Schneider’s eyes became moist.

“Elmer Ellsworth was a peaceable man. He never expected us to be engaged in combat. But he didn’t shirk from doing his duty when the time came.” Schneider wiped his eyes with his handkerchief. “He was the first of our men to die. I was standing right next to him when the Slavers shot him. Thirteen of our men died. Sixteen more were wounded, some gravely.

“The survivors of Elmer’s Company are defending us on the Illinois Front. I would be there too, if I hadn’t stopped a bullet.” Schneider grabbed his limp left arm and held it up. “I lost use of my arm at Delphi, but that is so very little compared with those who lost their lives. Let’s remember what Elmer and the other heroes of his company and of Sheriff Parker’s posse died fighting for. They died fighting to keep the Free States free for all men, the way our Founders decreed it to be free! Freedom isn’t freedom if it is just for some men. It has to freedom for all!

The crowd whistled and cheered.

As Schneider turned to sit down President Lincoln stood up and embraced him.

“Thank you Eddie and Emma and Sheriff Parker and Captain Schneider. You have brought home to us the evil of the Slave Power: how it violates the homes of free men and women; how it kidnaps them and nails them into coffins; how it inflicts violence not only on the slaves but on our law-abiding people here in the Free States.

“Elmer Ellsworth was one of my dearest friends. He embodied all the ideals that are right in young men. And he had the courage to die for those ideals at a tender age. Slavery killed him. It killed his men and Sheriff Parker’s men. It has killed our Free State men in St. Louis, in my hometown of Springfield, and in many other towns across the Free States.”
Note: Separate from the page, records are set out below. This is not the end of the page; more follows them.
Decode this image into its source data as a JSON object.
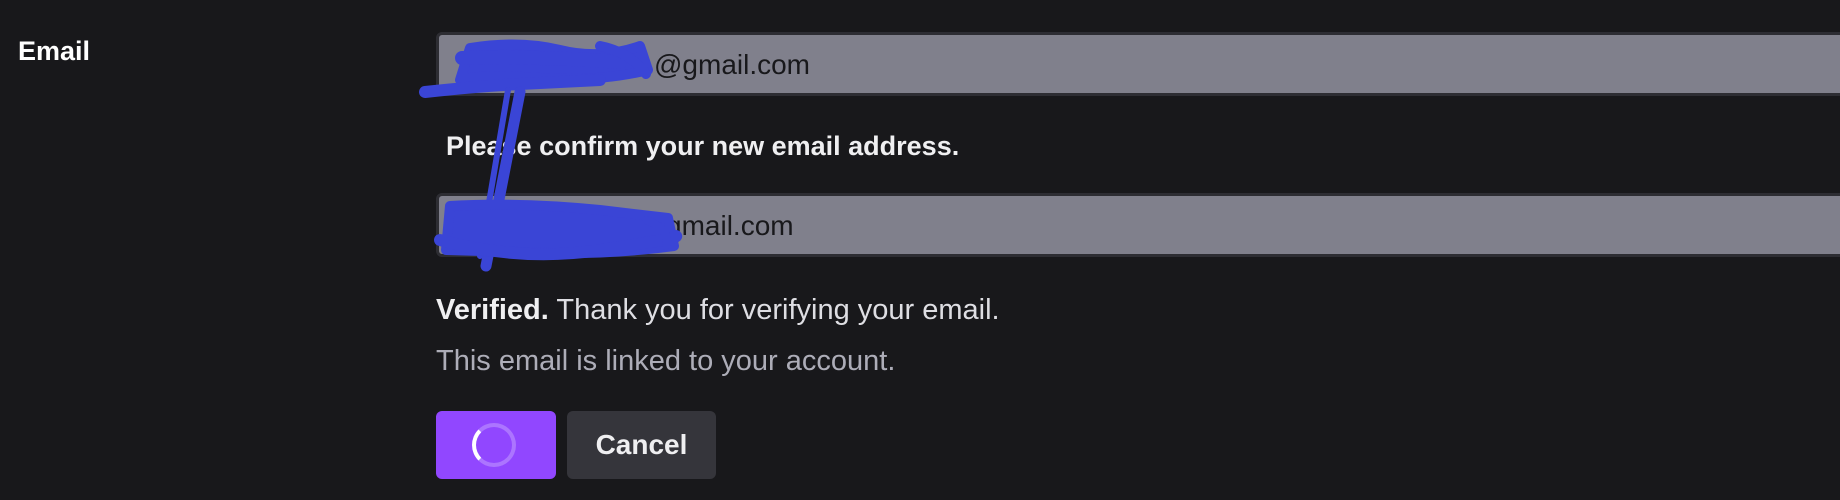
{
  "section": {
    "label": "Email"
  },
  "email_field": {
    "value_visible": "@gmail.com"
  },
  "confirm_prompt": "Please confirm your new email address.",
  "confirm_field": {
    "value_visible": "gmail.com"
  },
  "status": {
    "verified_bold": "Verified.",
    "verified_text": " Thank you for verifying your email."
  },
  "linked_text": "This email is linked to your account.",
  "buttons": {
    "save": {
      "state": "loading",
      "icon": "spinner-icon"
    },
    "cancel_label": "Cancel"
  },
  "colors": {
    "background": "#18181b",
    "field_fill": "#80808c",
    "accent": "#9147ff",
    "secondary_button": "#35353b",
    "redaction_scribble": "#3a45d6"
  }
}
Mr. Lincoln shook his head and seemed about to weep.

“Oh, how I hate slavery! Not only do I hate its oppression of the slaves, but I hate it for the violence it inflicts upon the free men who dare to oppose it!

“But even though I hate it, I never thought of interfering with the institution in the states that permitted it. We only went out of the Union when the Slavers sought to force their slave laws upon us!

“Let us never forget how precious is this legacy of freedom our Fathers handed down to us. I learned about it when I was knee-high to a grasshopper. I would listen, around the fireplace, to the stories my father and uncle Mordecai told. My favorite stories were about those olden days soon after the Revolution when the pioneers followed Daniel Boone on the Wilderness Road from Virginia into Kentucky.

“I remember their telling of how hungry and fatigued they grew from travelling the barren wilderness across the two hundred miles of mountains, constantly guarding against Indian attack. How they rejoiced when they reached the Cumberland Gap! From there they looked out over the green fields of the Cumberland Plateau that stretched to the horizon. They had reached their Promised Land!